O advogado também ressaltou que não há contradição ou prejuízo para o colega que, mesmo em trabalho remoto e greve sanitária, participar de atividades presenciais, como atos públicos: “A ideia de ficar em casa é diminuir a quantidade de gente na rua. Há atos e atividades que se fazem necessários. A pessoa ficar em casa não significa que não vá fazer nada fora”.

Reforma administrativa e PEC Emergencial: redução salarial pode ser apreciada ainda neste ano

A reforma administrativa (PEC 32/2020) foi o segundo ponto de pauta da reunião. A direção lembrou que já foram realizados diversos atos presenciais, organizados pela Frente dos Servidores Públicos do RS, que lançou uma campanha, com mais de 200 outdoors espalhados em todo o estado. Também está em andamento uma campanha do Sintrajufe/RS, com veiculação em rádio, televisão e redes sociais, além da participação nas ações nacionais do Movimento a Serviço do Brasil, integrado por 27 entidades, entre elas, o sindicato e a Fenajufe.

O sindicato também acompanha as ações da Frente Parlamentar e promoveu reuniões com parlamentares, buscando apoio contra a reforma. Devido à dificuldade de agendamento de encontros por conta do envolvimento dos parlamentares nas eleições, esses encontros foram pausados neste período.

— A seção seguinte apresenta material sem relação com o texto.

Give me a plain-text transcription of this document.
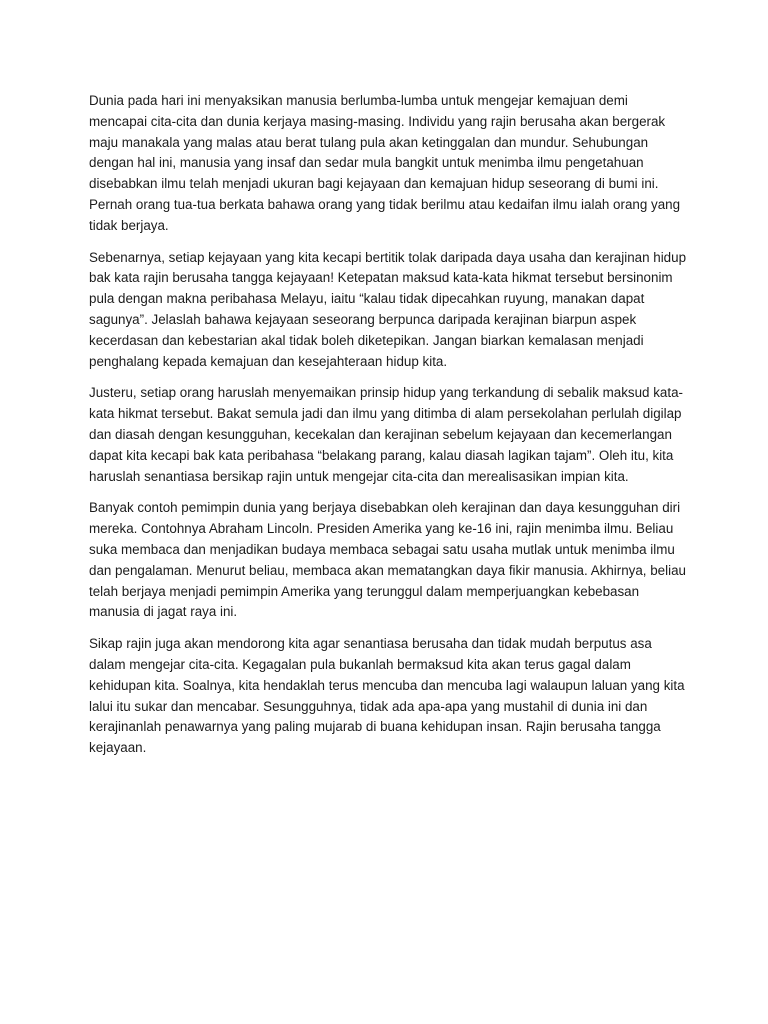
Dunia pada hari ini menyaksikan manusia berlumba-lumba untuk mengejar kemajuan demi mencapai cita-cita dan dunia kerjaya masing-masing. Individu yang rajin berusaha akan bergerak maju manakala yang malas atau berat tulang pula akan ketinggalan dan mundur. Sehubungan dengan hal ini, manusia yang insaf dan sedar mula bangkit untuk menimba ilmu pengetahuan disebabkan ilmu telah menjadi ukuran bagi kejayaan dan kemajuan hidup seseorang di bumi ini. Pernah orang tua-tua berkata bahawa orang yang tidak berilmu atau kedaifan ilmu ialah orang yang tidak berjaya.

Sebenarnya, setiap kejayaan yang kita kecapi bertitik tolak daripada daya usaha dan kerajinan hidup bak kata rajin berusaha tangga kejayaan! Ketepatan maksud kata-kata hikmat tersebut bersinonim pula dengan makna peribahasa Melayu, iaitu “kalau tidak dipecahkan ruyung, manakan dapat sagunya”. Jelaslah bahawa kejayaan seseorang berpunca daripada kerajinan biarpun aspek kecerdasan dan kebestarian akal tidak boleh diketepikan. Jangan biarkan kemalasan menjadi penghalang kepada kemajuan dan kesejahteraan hidup kita.

Justeru, setiap orang haruslah menyemaikan prinsip hidup yang terkandung di sebalik maksud kata-kata hikmat tersebut. Bakat semula jadi dan ilmu yang ditimba di alam persekolahan perlulah digilap dan diasah dengan kesungguhan, kecekalan dan kerajinan sebelum kejayaan dan kecemerlangan dapat kita kecapi bak kata peribahasa “belakang parang, kalau diasah lagikan tajam”. Oleh itu, kita haruslah senantiasa bersikap rajin untuk mengejar cita-cita dan merealisasikan impian kita.

Banyak contoh pemimpin dunia yang berjaya disebabkan oleh kerajinan dan daya kesungguhan diri mereka. Contohnya Abraham Lincoln. Presiden Amerika yang ke-16 ini, rajin menimba ilmu. Beliau suka membaca dan menjadikan budaya membaca sebagai satu usaha mutlak untuk menimba ilmu dan pengalaman. Menurut beliau, membaca akan mematangkan daya fikir manusia. Akhirnya, beliau telah berjaya menjadi pemimpin Amerika yang terunggul dalam memperjuangkan kebebasan manusia di jagat raya ini.

Sikap rajin juga akan mendorong kita agar senantiasa berusaha dan tidak mudah berputus asa dalam mengejar cita-cita. Kegagalan pula bukanlah bermaksud kita akan terus gagal dalam kehidupan kita. Soalnya, kita hendaklah terus mencuba dan mencuba lagi walaupun laluan yang kita lalui itu sukar dan mencabar. Sesungguhnya, tidak ada apa-apa yang mustahil di dunia ini dan kerajinanlah penawarnya yang paling mujarab di buana kehidupan insan. Rajin berusaha tangga kejayaan.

A avaliação, no Conselho Geral, é de que há uma grande articulação, capitaneada pelo presidente da Câmara dos Deputados, Rodrigo Maia (DEM-RJ), para aprovação da PEC Emergencial, que permite a redução de jornada e salários dos servidores e servidoras em até 25%. Por isso, é necessário fortalecer uma campanha de esclarecimento, tanto para a população em geral, mostrando que isso significa precarização dos serviços, quanto para a própria categoria, pois há colegas que ainda pensam que não serão atingidos. Diante desse quadro, o crescimento da mobilização se torna cada vez mais urgente; o Sintrajufe/RS submeterá à categoria novo calendário de mobilização assim que definido nacionalmente pelas entidades sindicais.